Saturday, October 10, 2009

The Story of your Life

By Susan

Today, I am thinking about my story.

I’m not talking about my work in progress, I’m talking about my story. The story of my life, the story of your life.

I just finished Donald Miller’s A Million Miles in a Thousand Years. He talks about your life as a story, with the same character arcs, growth and development as you would see in a screenplay or a novel. What are you doing? he asks. Are you leaning toward comfort and ease in your life, or are you taking on challenges that stretch your comfort zone, making you a different person at the end than you were at the beginning?

It made me think about my story. Right now, my story is busy- busy running children hither and yon, busy working, volunteering, busy avoiding swine flu. I’d like to think that it’s getting me somewhere, taking this protagonist of mine (Susan) from point A to point B. I’m trying to make it a story that I would like to read one day and say, “nice story” and not say, “Whoa, boring. What’s the point of this?” As Miller says, no one wants to read about a man striving to buy a Volvo, then buying the Volvo and driving off the lot. The reader wants some action, some conflict, and some resolution. Are we giving that to our own lives?

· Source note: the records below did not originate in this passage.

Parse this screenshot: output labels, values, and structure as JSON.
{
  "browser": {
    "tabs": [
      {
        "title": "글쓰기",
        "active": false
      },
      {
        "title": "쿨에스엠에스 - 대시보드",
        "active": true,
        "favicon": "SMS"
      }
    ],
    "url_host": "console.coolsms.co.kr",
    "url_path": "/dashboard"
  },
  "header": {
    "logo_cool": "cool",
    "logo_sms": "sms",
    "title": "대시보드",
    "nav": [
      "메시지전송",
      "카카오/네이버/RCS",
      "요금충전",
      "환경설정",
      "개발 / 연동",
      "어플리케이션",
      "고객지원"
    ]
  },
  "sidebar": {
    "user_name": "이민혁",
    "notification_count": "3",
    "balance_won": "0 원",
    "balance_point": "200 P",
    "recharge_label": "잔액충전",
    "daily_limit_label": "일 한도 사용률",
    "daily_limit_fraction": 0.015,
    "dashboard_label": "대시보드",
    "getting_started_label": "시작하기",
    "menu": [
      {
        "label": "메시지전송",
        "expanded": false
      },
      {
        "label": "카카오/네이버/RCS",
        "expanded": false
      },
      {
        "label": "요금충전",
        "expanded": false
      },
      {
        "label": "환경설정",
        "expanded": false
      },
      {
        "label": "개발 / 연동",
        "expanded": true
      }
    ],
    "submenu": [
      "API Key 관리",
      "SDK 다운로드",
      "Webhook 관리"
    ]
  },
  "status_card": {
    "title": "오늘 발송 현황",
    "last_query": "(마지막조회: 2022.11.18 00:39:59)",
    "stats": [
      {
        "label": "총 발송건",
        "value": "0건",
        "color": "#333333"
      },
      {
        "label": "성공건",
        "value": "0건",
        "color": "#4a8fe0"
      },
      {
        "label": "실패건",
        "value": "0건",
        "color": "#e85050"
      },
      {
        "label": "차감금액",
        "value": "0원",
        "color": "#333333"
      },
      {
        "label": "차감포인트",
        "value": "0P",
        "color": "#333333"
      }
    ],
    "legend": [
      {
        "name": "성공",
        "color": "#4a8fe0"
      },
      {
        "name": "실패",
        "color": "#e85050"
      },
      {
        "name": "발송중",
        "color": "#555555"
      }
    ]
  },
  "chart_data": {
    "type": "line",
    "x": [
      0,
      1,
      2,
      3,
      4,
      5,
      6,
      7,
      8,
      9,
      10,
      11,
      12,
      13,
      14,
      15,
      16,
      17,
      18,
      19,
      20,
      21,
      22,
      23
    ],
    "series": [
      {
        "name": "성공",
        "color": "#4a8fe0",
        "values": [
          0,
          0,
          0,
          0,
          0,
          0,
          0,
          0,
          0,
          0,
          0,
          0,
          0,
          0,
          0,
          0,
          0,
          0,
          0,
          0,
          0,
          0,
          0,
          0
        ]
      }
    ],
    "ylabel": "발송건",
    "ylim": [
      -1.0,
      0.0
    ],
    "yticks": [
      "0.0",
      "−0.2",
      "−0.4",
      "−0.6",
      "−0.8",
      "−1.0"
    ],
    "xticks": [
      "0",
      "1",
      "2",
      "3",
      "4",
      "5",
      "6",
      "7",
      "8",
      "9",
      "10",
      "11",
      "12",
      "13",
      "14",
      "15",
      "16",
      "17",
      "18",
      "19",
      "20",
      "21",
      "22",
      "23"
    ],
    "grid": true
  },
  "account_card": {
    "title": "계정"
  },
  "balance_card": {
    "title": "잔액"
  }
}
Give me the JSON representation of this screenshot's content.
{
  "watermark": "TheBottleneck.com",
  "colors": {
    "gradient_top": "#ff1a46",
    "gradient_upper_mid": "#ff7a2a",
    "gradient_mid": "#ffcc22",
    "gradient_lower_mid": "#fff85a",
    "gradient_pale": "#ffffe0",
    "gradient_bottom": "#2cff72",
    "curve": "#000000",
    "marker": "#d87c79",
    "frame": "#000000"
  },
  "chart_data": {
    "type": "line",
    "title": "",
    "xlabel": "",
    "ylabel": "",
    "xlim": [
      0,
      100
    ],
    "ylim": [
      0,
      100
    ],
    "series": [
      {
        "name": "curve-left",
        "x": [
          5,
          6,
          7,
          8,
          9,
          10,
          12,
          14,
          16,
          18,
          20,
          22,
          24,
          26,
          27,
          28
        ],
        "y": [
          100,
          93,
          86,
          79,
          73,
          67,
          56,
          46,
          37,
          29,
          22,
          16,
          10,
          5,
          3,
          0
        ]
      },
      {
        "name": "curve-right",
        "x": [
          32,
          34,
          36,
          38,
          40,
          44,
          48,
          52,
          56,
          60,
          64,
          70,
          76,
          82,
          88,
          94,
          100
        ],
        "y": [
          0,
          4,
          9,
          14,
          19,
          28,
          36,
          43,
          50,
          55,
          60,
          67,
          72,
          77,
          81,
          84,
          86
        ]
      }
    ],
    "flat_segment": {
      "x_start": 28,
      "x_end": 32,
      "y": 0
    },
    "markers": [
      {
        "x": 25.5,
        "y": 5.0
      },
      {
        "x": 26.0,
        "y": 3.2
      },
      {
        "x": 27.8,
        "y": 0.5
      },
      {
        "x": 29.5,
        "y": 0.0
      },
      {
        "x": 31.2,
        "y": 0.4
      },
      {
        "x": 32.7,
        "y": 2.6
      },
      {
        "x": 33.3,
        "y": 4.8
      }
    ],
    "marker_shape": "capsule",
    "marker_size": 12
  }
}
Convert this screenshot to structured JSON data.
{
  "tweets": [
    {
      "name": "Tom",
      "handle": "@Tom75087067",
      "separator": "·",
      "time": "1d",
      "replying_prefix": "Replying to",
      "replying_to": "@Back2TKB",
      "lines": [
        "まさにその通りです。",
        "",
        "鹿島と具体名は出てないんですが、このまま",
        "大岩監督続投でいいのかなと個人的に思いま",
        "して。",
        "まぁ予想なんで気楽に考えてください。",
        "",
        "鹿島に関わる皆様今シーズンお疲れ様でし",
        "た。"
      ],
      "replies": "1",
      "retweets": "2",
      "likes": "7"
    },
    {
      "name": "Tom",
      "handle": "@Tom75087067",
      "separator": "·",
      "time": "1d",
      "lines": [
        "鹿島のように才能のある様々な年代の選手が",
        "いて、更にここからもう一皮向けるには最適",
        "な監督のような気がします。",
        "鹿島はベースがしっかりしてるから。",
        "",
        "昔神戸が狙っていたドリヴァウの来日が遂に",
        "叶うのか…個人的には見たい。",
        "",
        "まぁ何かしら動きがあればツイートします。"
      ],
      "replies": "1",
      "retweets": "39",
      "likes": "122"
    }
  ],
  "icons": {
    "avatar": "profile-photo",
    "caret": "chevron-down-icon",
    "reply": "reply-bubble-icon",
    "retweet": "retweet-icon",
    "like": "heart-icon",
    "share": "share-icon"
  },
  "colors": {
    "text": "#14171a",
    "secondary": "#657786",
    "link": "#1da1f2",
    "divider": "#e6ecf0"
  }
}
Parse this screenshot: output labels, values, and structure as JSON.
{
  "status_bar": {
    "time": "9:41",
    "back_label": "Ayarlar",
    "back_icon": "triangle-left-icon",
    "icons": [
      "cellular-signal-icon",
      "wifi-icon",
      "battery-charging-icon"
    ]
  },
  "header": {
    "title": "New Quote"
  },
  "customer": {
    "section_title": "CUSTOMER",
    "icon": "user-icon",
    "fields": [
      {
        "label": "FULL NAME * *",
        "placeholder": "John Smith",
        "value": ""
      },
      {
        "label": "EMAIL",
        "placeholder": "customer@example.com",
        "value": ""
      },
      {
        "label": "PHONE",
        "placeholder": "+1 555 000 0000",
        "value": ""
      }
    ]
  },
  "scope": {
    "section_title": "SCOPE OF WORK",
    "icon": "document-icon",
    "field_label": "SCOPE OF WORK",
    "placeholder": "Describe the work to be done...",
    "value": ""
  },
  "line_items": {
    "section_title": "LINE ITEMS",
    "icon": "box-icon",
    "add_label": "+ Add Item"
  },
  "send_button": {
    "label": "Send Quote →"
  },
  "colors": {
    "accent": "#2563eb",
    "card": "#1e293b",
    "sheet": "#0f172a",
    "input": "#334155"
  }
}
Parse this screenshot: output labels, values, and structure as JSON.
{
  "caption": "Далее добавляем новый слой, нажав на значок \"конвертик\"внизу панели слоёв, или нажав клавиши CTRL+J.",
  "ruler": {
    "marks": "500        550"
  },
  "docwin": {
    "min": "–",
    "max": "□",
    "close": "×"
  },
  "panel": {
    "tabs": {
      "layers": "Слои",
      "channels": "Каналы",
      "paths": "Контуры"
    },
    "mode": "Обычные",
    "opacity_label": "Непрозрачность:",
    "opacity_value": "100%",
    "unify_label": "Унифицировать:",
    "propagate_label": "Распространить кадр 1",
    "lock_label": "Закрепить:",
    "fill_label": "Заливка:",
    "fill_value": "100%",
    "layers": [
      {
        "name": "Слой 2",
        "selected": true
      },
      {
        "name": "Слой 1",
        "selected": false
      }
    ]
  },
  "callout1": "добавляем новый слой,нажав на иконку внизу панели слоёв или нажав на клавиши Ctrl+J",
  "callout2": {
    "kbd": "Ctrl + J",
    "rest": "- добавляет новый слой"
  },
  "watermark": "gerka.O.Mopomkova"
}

We make our characters go through all kinds of machinations. They get their hearts broken, experience loss, and experience triumph. Sometimes we "kill our darlings" as Stephen King says. Sometimes, we map out their entire lives and then, when we sit down to write about them, they have other plans. They veer off and do crazy things we didn’t expect or want. Sometimes they are right, yet sometimes we, as the god of their creation, are right all along and truly do know what’s best for them.

Look at your protagonist: your protagonist must want something deeply, and overcome conflict to achieve it. They must be willing to sacrifice something great for this thing that they want, the greater the sacrifice the better the story, in a way. They must change throughout the story, from cruel to compassionate, or from angry to accepting.

I changed some things about my WIP this week, taking 30,000 words and deciding that as much as I love the characters I have drawn, they are my back story. My true protagonist is emerging. She is someone that I saw early on as a side character yet now it is her story that is capturing me- her struggles, her conflict, how she will change as the story progresses. I see greater things for her than she sees for herself. I have decided that she is the story now. I, as her creator, am smiling on her.

And I am going to take her places that she never imagined. She will tell this story now, and she will live it. Will she fight me? Or will she dance along willingly on her new journey? Just as our lives take us unexpected places, I imagine she will go somewhat reluctantly as I throw things at her she is not prepared for. But will it make a better story? I think so.

At the same time, I am looking at my life, as a mother and as a writer. I don’t want to seek the path of least resistance, I want to push forward through things that may be uncomfortable but that will make me a better lead character in my own life. When you think about it, there is no other way.

1 comment:

  1. A wonderful example of the creative process at work, Susan. Undoubtedly by becoming a better lead character of our own life, the characters we bring to life will grow, too, often in surprising ways.